Nessa frase do Evangelho de Marcos, há um crescendo quanto à imagem do servo-escravo. Jesus nos conduz desde uma atitude de simples disponibilidade num grupo que é limitado e incute segurança, até uma dedicação total a todos, sem exceções.

É uma proposta absolutamente alternativa e contracorrente, se comparada ao conceito humano de autoridade e de governo que decerto fascinava os próprios apóstolos e que contagia também a nós.

Seria este o segredo do amor cristão?

“Existe uma palavra do Evangelho que não é propriamente evidenciada por nós, cristãos: servir. Parece-nos ultrapassada, humilhante diante da dignidade do homem que dá e que recebe. No entanto, aqui está contido todo o Evangelho, porque é amor. E amar significa servir. Jesus não veio para comandar, mas para servir. […] Servir, estar a serviço uns dos outros é cristianismo e quem o põe em prática com simplicidade – e todos podem fazê-lo – já fez tudo; um ‘tudo’ que não permanece como fato isolado, mas que, por ser cristianismo vivo, se alastra como incêndio”[2].

“Quem quiser ser o maior entre vós seja aquele que vos serve, e quem quiser ser o primeiro entre vós seja o escravo de todos.”

O encontro com Jesus na sua Palavra abre os nossos olhos, como acontece com o cego Bartimeu nos versículos subsequentes [3]: liberta-nos da estreiteza dos nossos esquemas e nos faz contemplar os horizontes do próprio Deus, o seu projeto de “novos céus e uma nova terra”[4].

Ele, o Senhor que lava os pés [5], contradiz com o seu exemplo a rigidez das funções de serviço que as nossas comunidades civis, e por vezes também as religiosas, reservam muitas vezes para categorias de pessoas socialmente vulneráveis.

O serviço cristão consiste, portanto, em imitar o exemplo de Jesus, em aprender Dele um estilo novo de relação social: tornar-se o próximo de cada pessoa, qualquer que seja a sua condição humana, social ou cultural, até às últimas consequências.

Como sugere Giovanni Anziani, pastor metodista da Igreja Valdense: “[…] ao concordarmos em depositar nossa confiança e nossa esperança no Senhor que é servo dos muitos, a Palavra de Deus nos solicita a agirmos, no nosso mundo e em meio a todas as suas contradições, como agentes da paz e da justiça, como construtores de pontes para a reconciliação entre os povos […]”[6].

Foi dessa forma que viveu Igino Giordani, escritor italiano, jornalista, político e pai de família, num momento histórico marcado pela ditadura.
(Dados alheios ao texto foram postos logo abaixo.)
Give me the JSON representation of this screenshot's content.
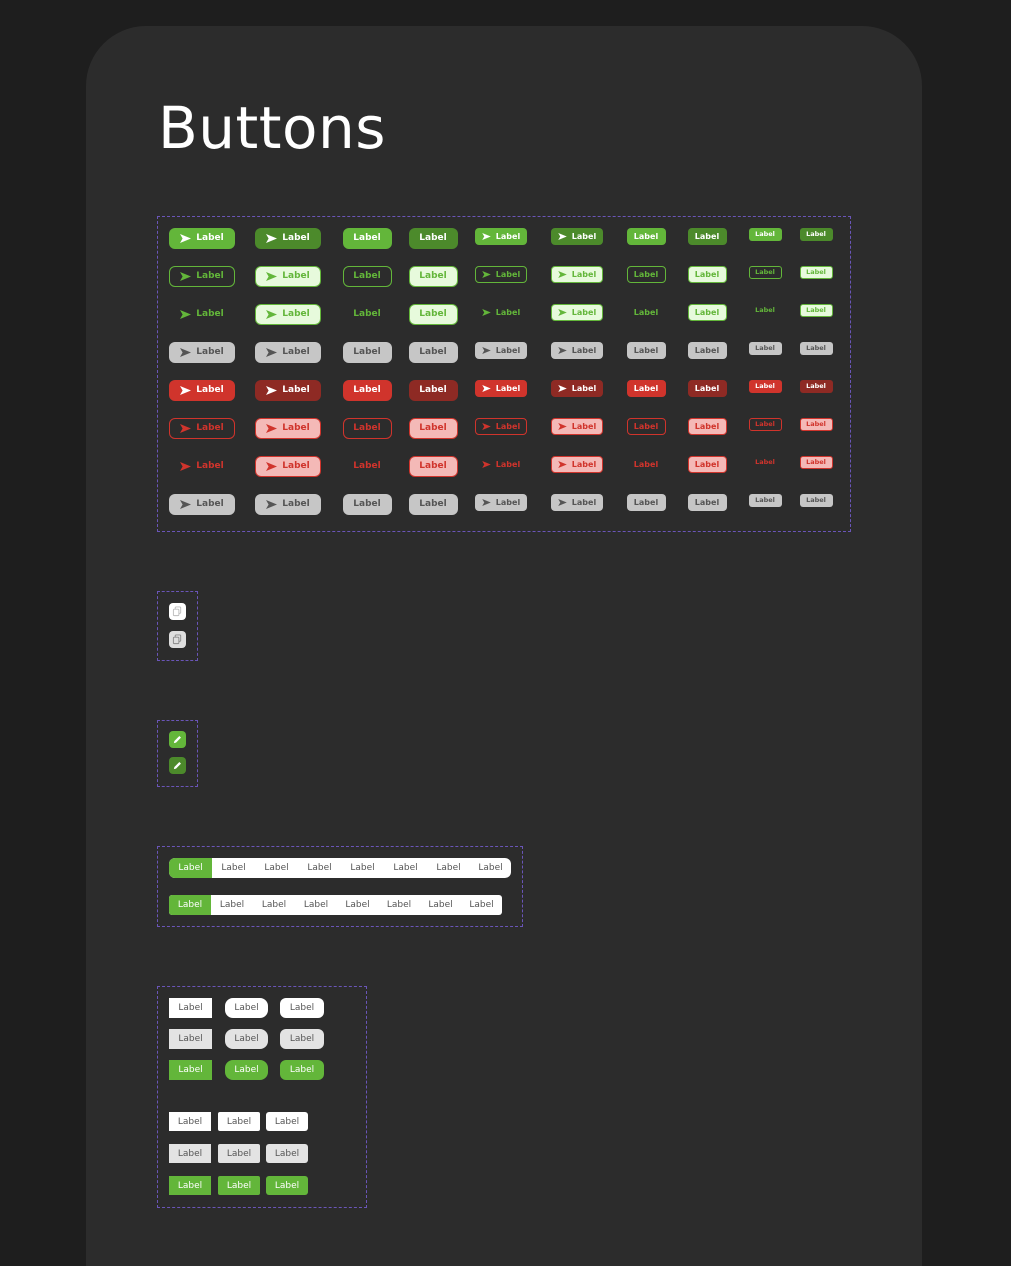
{
  "page": {
    "title": "Buttons"
  },
  "colors": {
    "background": "#1e1e1e",
    "card": "#2c2c2c",
    "frame_border": "#6a55b8",
    "green": "#63b63a",
    "dark_green": "#4c8a2b",
    "light_green": "#e7fadc",
    "red": "#d0342c",
    "dark_red": "#8e2a24",
    "light_red": "#f4b9b7",
    "grey": "#c6c6c6"
  },
  "button_label": "Label",
  "button_grid": {
    "icon": "send-arrow-icon",
    "rows": [
      "green-filled",
      "green-outline",
      "green-text",
      "grey-disabled",
      "red-filled",
      "red-outline",
      "red-text",
      "grey-disabled"
    ]
  },
  "icon_buttons": {
    "icon": "copy-icon",
    "count": 2
  },
  "edit_buttons": {
    "icon": "pencil-icon",
    "count": 2
  },
  "segmented_controls": [
    {
      "items": [
        "Label",
        "Label",
        "Label",
        "Label",
        "Label",
        "Label",
        "Label",
        "Label"
      ],
      "active_index": 0
    },
    {
      "items": [
        "Label",
        "Label",
        "Label",
        "Label",
        "Label",
        "Label",
        "Label",
        "Label"
      ],
      "active_index": 0
    }
  ],
  "plain_buttons": {
    "rows": [
      "white",
      "grey",
      "green",
      "white",
      "grey",
      "green"
    ],
    "label": "Label"
  }
}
Para expressar a sua experiência, ele escreve: “A política é – no mais digno sentido cristão – uma serva e não deve tornar-se mandante: não deve praticar abuso, nem dominação, nem sequer dogma. Aqui está a sua função e a sua dignidade: ser serviço social, caridade em ação: a primeira forma da caridade de pátria”[7].

Com o testemunho da sua vida, Jesus propõe uma escolha consciente e livre: que não mais vivamos fechados em nós mesmos e nos nossos interesses, mas “vivamos o outro”, com os seus sentimentos, carregando os seus pesos e partilhando as suas alegrias.

Todos nós temos pequenas ou grandes responsabilidades e espaços de autoridade: no campo político e social, mas também na família, na escola, na comunidade de fé. Aproveitemos os nossos “lugares de honra” para nos colocarmos a serviço do bem comum, construindo relações humanas justas e solidárias.

Org.: Patrizia Mazzola com a comissão da Palavra de Vida
Foto: © Pixabay


[1] Cf. Mc 10,37.
[2] C. Lubich, Servire, in «Città Nuova» 17 (1973/12), p. 13.
[3] Cf. Mc 10, 46-52.
[4] Cf. Is 65, 17 e 66, 22, ripreso in 2 Pt 3,13.
[5] Cf. Gv 13,14
[6] https://www.chiesavaldese.org/marco-1043-44/
[7] P. Mazzola (a cura di), Perle di Igino Giordani, Effatà editrice Torino 2019, p. 112.